ColumnStoreBulkInsert b = d.createBulkInsert("pst", "events", (short) 0, 0); 
try {
  for (Map<String, Object> record : records) {
    try {
      for (int i = 0; i < schema.length; i++) {
          Object value = record.get(schema[i].toLowerCase());
          String val = value.toString();
          b.setColumn(i, val);
      }
      b.writeRow();
      if (currentBatchSize >= batchSize) {
        b.commit();
        currentBatchSize = 0;
      }
    }
    catch (ColumnStoreException e) {
      b.rollback();
    }
  }
}
catch(Exception e) {
  throw new RuntimeException(e);
}

And the issue I'm having is that when I run this, I run out of memory (seemingly) because I have to create a new ColumnStoreBulkInsert every time. My question is have other people run into this, and if so, how is this avoidable. Thanks!


Solution

  • thanks for your post. You hit two bugs in javamcsapi's memory management that aren't fixed yet. The bugs result from using Swig to generate the binding between Java and our base C++ API mcsapi.

    The first bug is that the automatic garbage collection in Java doesn't collect the C++ ColumnStoreBulkInsert object once the Java wrapper ColumnStoreBulkInsert object is not needed any more. It is documented as MCOL-1407 [1] in our bug tracker Jira.

    Usually you can invoke a manual garbage collection of the regarding C++ object through its wrapper object's delete() method. Unfortunately this is also broken for ColumnStoreBulkInsert in version 1.1.5 of our javamcsapi. I documented it as MCOL-1588 in our bug tracker Jira [2] and just committed a patch that will be part of our 1.1.6 release.

    Once that patch passes our internal quality assurance mechanisms you could compile a develop build of javamcsapi from our Github repository [3], wait for the 1.1.6 release, or download a compiled version of mcsapi from our nightly repository servers [4].

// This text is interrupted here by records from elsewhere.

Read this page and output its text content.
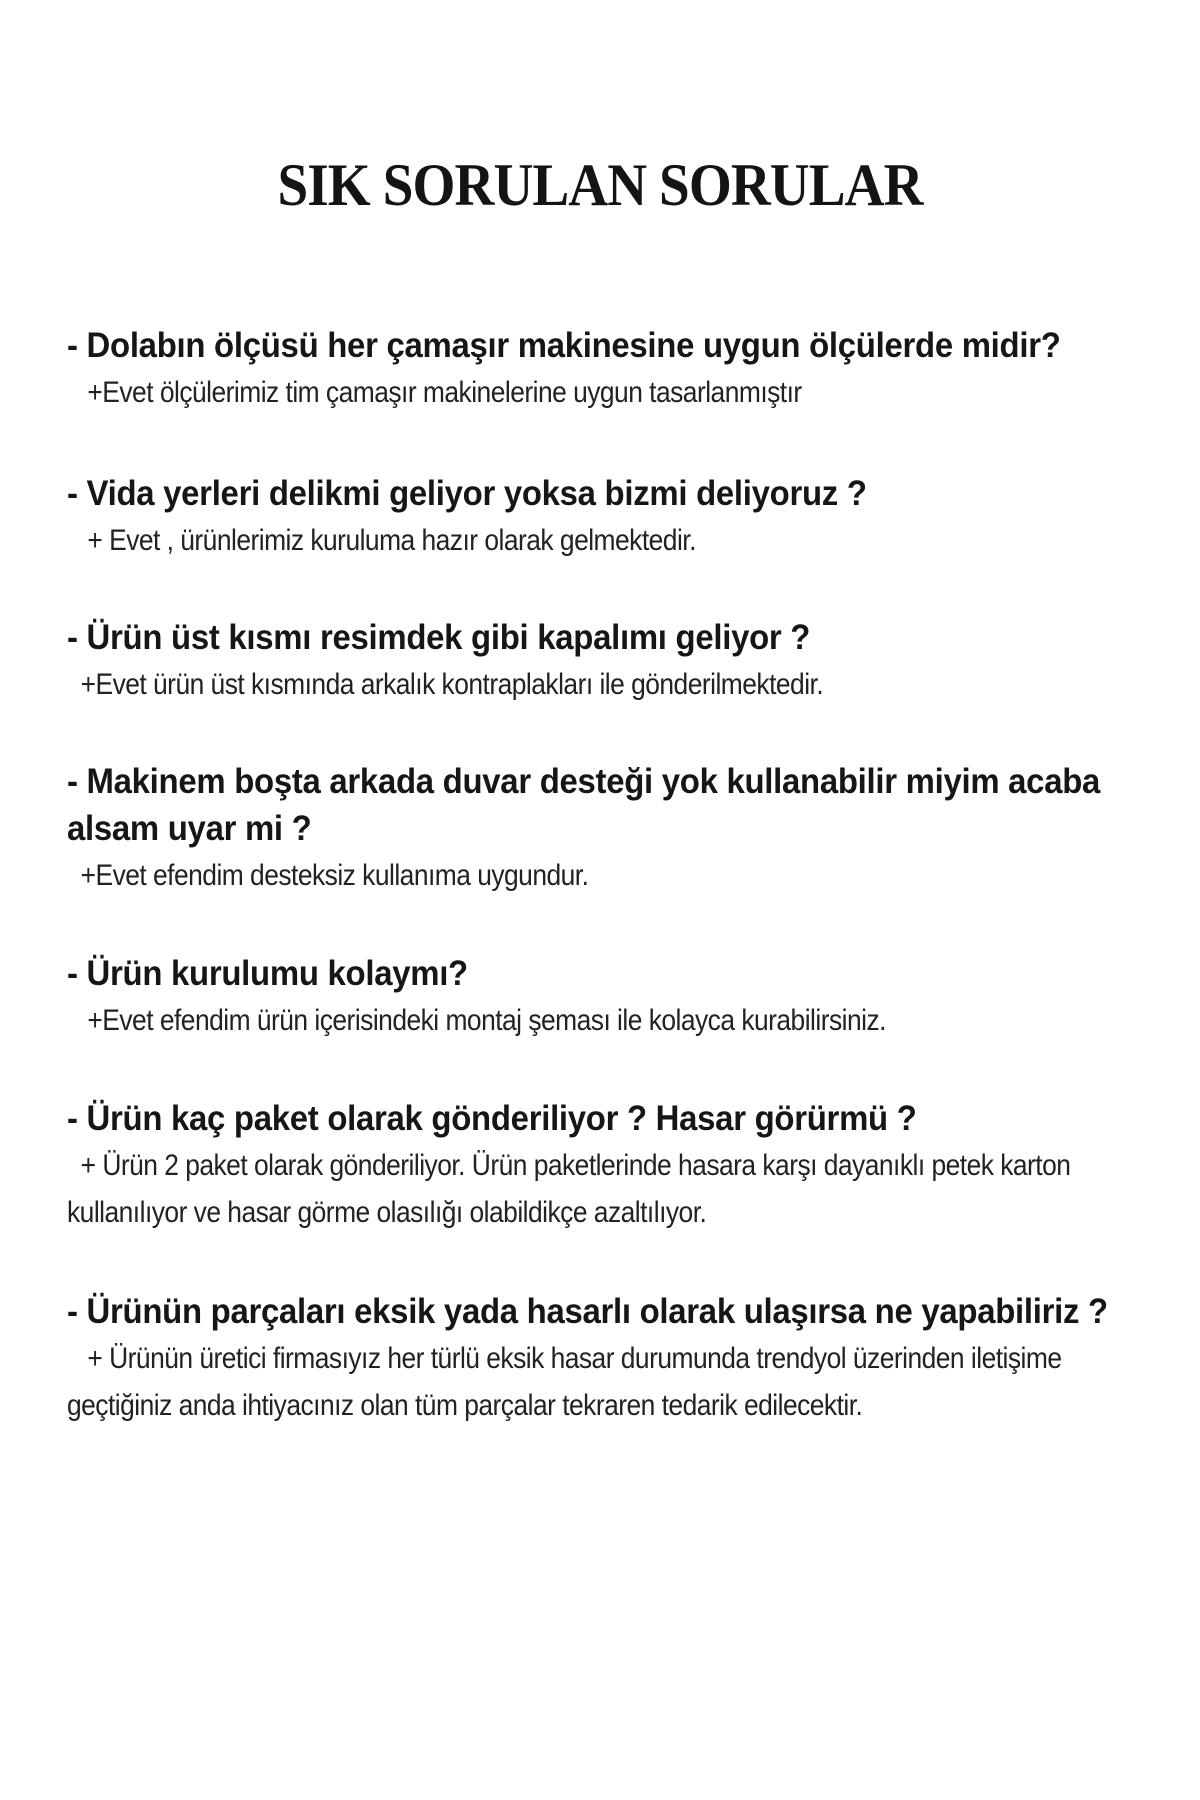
SIK SORULAN SORULAR
- Dolabın ölçüsü her çamaşır makinesine uygun ölçülerde midir?
+Evet ölçülerimiz tim çamaşır makinelerine uygun tasarlanmıştır
- Vida yerleri delikmi geliyor yoksa bizmi deliyoruz ?
+ Evet , ürünlerimiz kuruluma hazır olarak gelmektedir.
- Ürün üst kısmı resimdek gibi kapalımı geliyor ?
+Evet ürün üst kısmında arkalık kontraplakları ile gönderilmektedir.
- Makinem boşta arkada duvar desteği yok kullanabilir miyim acaba alsam uyar mi ?
+Evet efendim desteksiz kullanıma uygundur.
- Ürün kurulumu kolaymı?
+Evet efendim ürün içerisindeki montaj şeması ile kolayca kurabilirsiniz.
- Ürün kaç paket olarak gönderiliyor ? Hasar görürmü ?
+ Ürün 2 paket olarak gönderiliyor. Ürün paketlerinde hasara karşı dayanıklı petek karton kullanılıyor ve hasar görme olasılığı olabildikçe azaltılıyor.
- Ürünün parçaları eksik yada hasarlı olarak ulaşırsa ne yapabiliriz ?
+ Ürünün üretici firmasıyız her türlü eksik hasar durumunda trendyol üzerinden iletişime geçtiğiniz anda ihtiyacınız olan tüm parçalar tekraren tedarik edilecektir.
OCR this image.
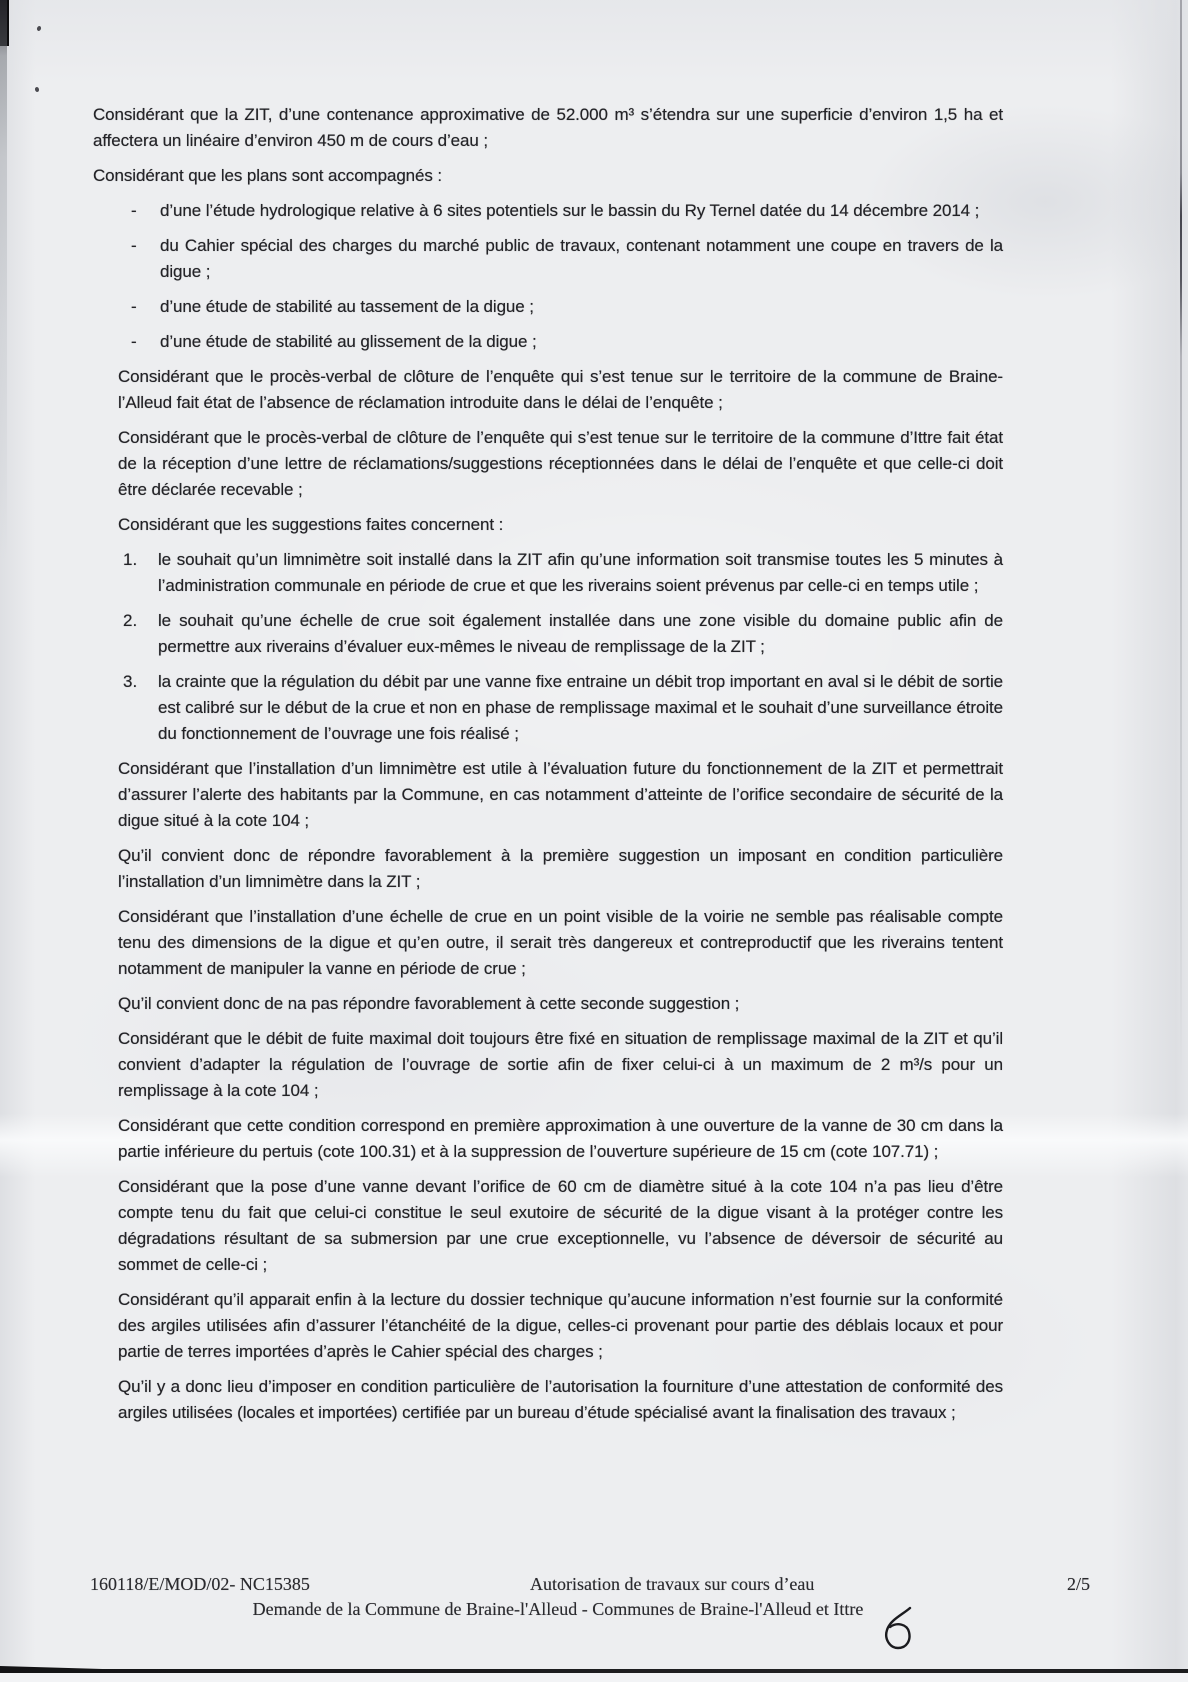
Considérant que la ZIT, d’une contenance approximative de 52.000 m³ s’étendra sur une superficie d’environ 1,5 ha et affectera un linéaire d’environ 450 m de cours d’eau ;

Considérant que les plans sont accompagnés :

-	d’une l’étude hydrologique relative à 6 sites potentiels sur le bassin du Ry Ternel datée du 14 décembre 2014 ;
-	du Cahier spécial des charges du marché public de travaux, contenant notamment une coupe en travers de la digue ;
-	d’une étude de stabilité au tassement de la digue ;
-	d’une étude de stabilité au glissement de la digue ;

Considérant que le procès-verbal de clôture de l’enquête qui s’est tenue sur le territoire de la commune de Braine-l’Alleud fait état de l’absence de réclamation introduite dans le délai de l’enquête ;

Considérant que le procès-verbal de clôture de l’enquête qui s’est tenue sur le territoire de la commune d’Ittre fait état de la réception d’une lettre de réclamations/suggestions réceptionnées dans le délai de l’enquête et que celle-ci doit être déclarée recevable ;

Considérant que les suggestions faites concernent :

1.	le souhait qu’un limnimètre soit installé dans la ZIT afin qu’une information soit transmise toutes les 5 minutes à l’administration communale en période de crue et que les riverains soient prévenus par celle-ci en temps utile ;
2.	le souhait qu’une échelle de crue soit également installée dans une zone visible du domaine public afin de permettre aux riverains d’évaluer eux-mêmes le niveau de remplissage de la ZIT ;
3.	la crainte que la régulation du débit par une vanne fixe entraine un débit trop important en aval si le débit de sortie est calibré sur le début de la crue et non en phase de remplissage maximal et le souhait d’une surveillance étroite du fonctionnement de l’ouvrage une fois réalisé ;

Considérant que l’installation d’un limnimètre est utile à l’évaluation future du fonctionnement de la ZIT et permettrait d’assurer l’alerte des habitants par la Commune, en cas notamment d’atteinte de l’orifice secondaire de sécurité de la digue situé à la cote 104 ;

Qu’il convient donc de répondre favorablement à la première suggestion un imposant en condition particulière l’installation d’un limnimètre dans la ZIT ;

Considérant que l’installation d’une échelle de crue en un point visible de la voirie ne semble pas réalisable compte tenu des dimensions de la digue et qu’en outre, il serait très dangereux et contreproductif que les riverains tentent notamment de manipuler la vanne en période de crue ;

Qu’il convient donc de na pas répondre favorablement à cette seconde suggestion ;

Considérant que le débit de fuite maximal doit toujours être fixé en situation de remplissage maximal de la ZIT et qu’il convient d’adapter la régulation de l’ouvrage de sortie afin de fixer celui-ci à un maximum de 2 m³/s pour un remplissage à la cote 104 ;

Considérant que cette condition correspond en première approximation à une ouverture de la vanne de 30 cm dans la partie inférieure du pertuis (cote 100.31) et à la suppression de l’ouverture supérieure de 15 cm (cote 107.71) ;

Considérant que la pose d’une vanne devant l’orifice de 60 cm de diamètre situé à la cote 104 n’a pas lieu d’être compte tenu du fait que celui-ci constitue le seul exutoire de sécurité de la digue visant à la protéger contre les dégradations résultant de sa submersion par une crue exceptionnelle, vu l’absence de déversoir de sécurité au sommet de celle-ci ;

Considérant qu’il apparait enfin à la lecture du dossier technique qu’aucune information n’est fournie sur la conformité des argiles utilisées afin d’assurer l’étanchéité de la digue, celles-ci provenant pour partie des déblais locaux et pour partie de terres importées d’après le Cahier spécial des charges ;

Qu’il y a donc lieu d’imposer en condition particulière de l’autorisation la fourniture d’une attestation de conformité des argiles utilisées (locales et importées) certifiée par un bureau d’étude spécialisé avant la finalisation des travaux ;

160118/E/MOD/02- NC15385	Autorisation de travaux sur cours d’eau	2/5
Demande de la Commune de Braine-l'Alleud - Communes de Braine-l'Alleud et Ittre
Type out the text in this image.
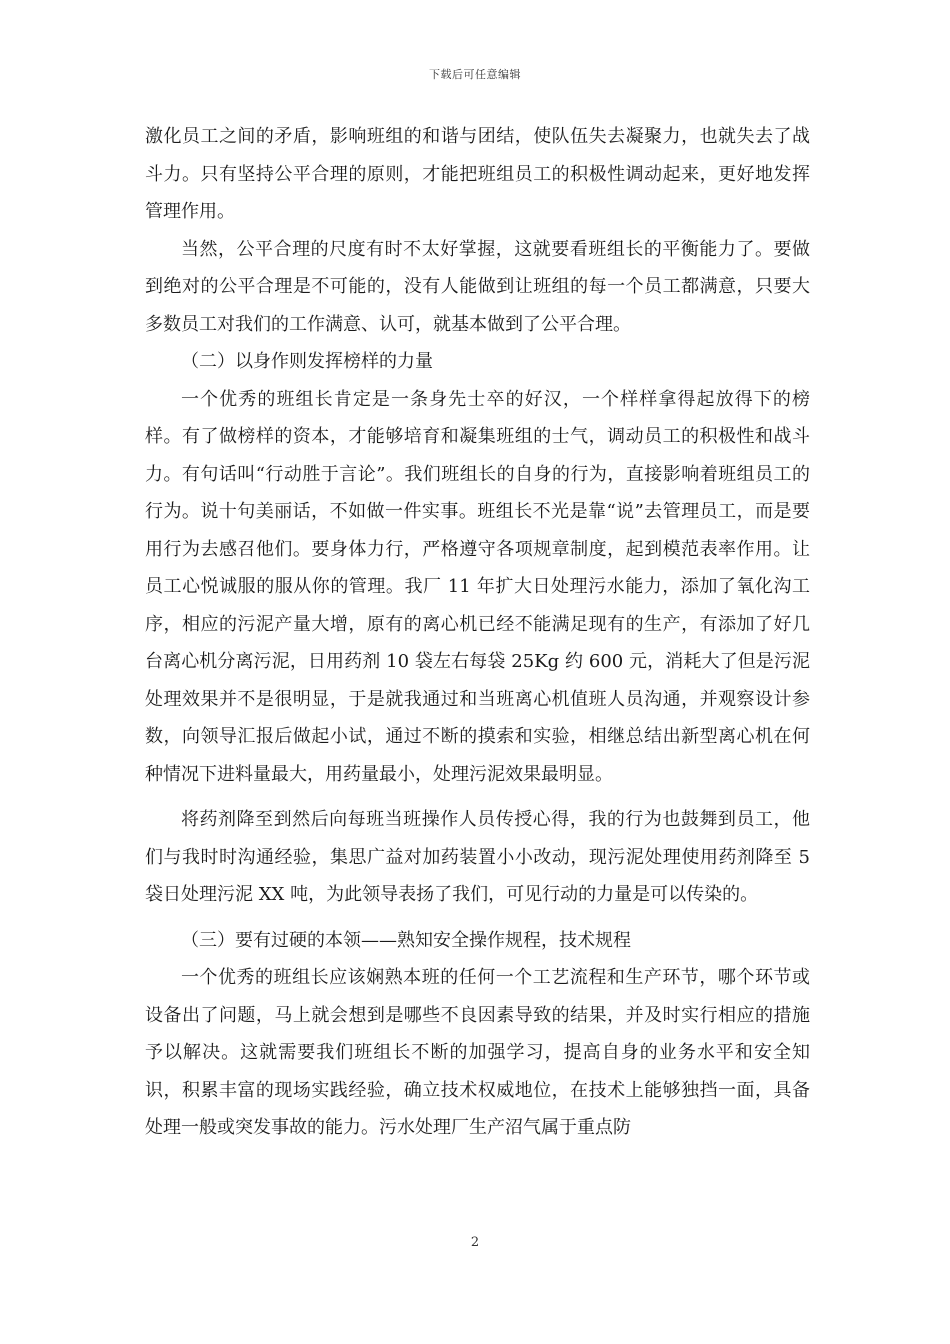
下载后可任意编辑

激化员工之间的矛盾，影响班组的和谐与团结，使队伍失去凝聚力，也就失去了战斗力。只有坚持公平合理的原则，才能把班组员工的积极性调动起来，更好地发挥管理作用。

当然，公平合理的尺度有时不太好掌握，这就要看班组长的平衡能力了。要做到绝对的公平合理是不可能的，没有人能做到让班组的每一个员工都满意，只要大多数员工对我们的工作满意、认可，就基本做到了公平合理。

（二）以身作则发挥榜样的力量

一个优秀的班组长肯定是一条身先士卒的好汉，一个样样拿得起放得下的榜样。有了做榜样的资本，才能够培育和凝集班组的士气，调动员工的积极性和战斗力。有句话叫“行动胜于言论”。我们班组长的自身的行为，直接影响着班组员工的行为。说十句美丽话，不如做一件实事。班组长不光是靠“说”去管理员工，而是要用行为去感召他们。要身体力行，严格遵守各项规章制度，起到模范表率作用。让员工心悦诚服的服从你的管理。我厂 11 年扩大日处理污水能力，添加了氧化沟工序，相应的污泥产量大增，原有的离心机已经不能满足现有的生产，有添加了好几台离心机分离污泥，日用药剂 10 袋左右每袋 25Kg 约 600 元，消耗大了但是污泥处理效果并不是很明显，于是就我通过和当班离心机值班人员沟通，并观察设计参数，向领导汇报后做起小试，通过不断的摸索和实验，相继总结出新型离心机在何种情况下进料量最大，用药量最小，处理污泥效果最明显。

将药剂降至到然后向每班当班操作人员传授心得，我的行为也鼓舞到员工，他们与我时时沟通经验，集思广益对加药装置小小改动，现污泥处理使用药剂降至 5 袋日处理污泥 XX 吨，为此领导表扬了我们，可见行动的力量是可以传染的。

（三）要有过硬的本领——熟知安全操作规程，技术规程

一个优秀的班组长应该娴熟本班的任何一个工艺流程和生产环节，哪个环节或设备出了问题，马上就会想到是哪些不良因素导致的结果，并及时实行相应的措施予以解决。这就需要我们班组长不断的加强学习，提高自身的业务水平和安全知识，积累丰富的现场实践经验，确立技术权威地位，在技术上能够独挡一面，具备处理一般或突发事故的能力。污水处理厂生产沼气属于重点防

2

    Here is an example how the manual garbage collection through ColumnStorBulkInsert's delete() method would work.

    import com.mariadb.columnstore.api.*;
    
    public class MCSAPITest {
    
            public static void main(String[] args) {
            ColumnStoreDriver d = new ColumnStoreDriver();
            for(int i=0; i<Integer.MAX_VALUE; i++){
                ColumnStoreBulkInsert b = d.createBulkInsert("test", "garbage_test", (short)0, 0);
                try{
                    b.setColumn(0, i);
                    b.setColumn(1, Integer.MAX_VALUE-i);
                    b.writeRow();
                    b.commit();
                } catch(ColumnStoreException e){
                    b.rollback();
                    e.printStackTrace();
                } finally{
                  b.delete(); //<--This is the important part
                }
            }
        }
    }
    

    Please do not hesitate to reply if you have any further questions.

    [1] https://jira.mariadb.org/browse/MCOL-1407

    [2] https://jira.mariadb.org/browse/MCOL-1588

    [3] https://github.com/mariadb-corporation/mariadb-columnstore-api/tree/develop-1.1

    [4] http://34.238.186.75/repos/1.1.6-1/nightly/mariadb-columnstore-api/yum/centos/7/x86_64/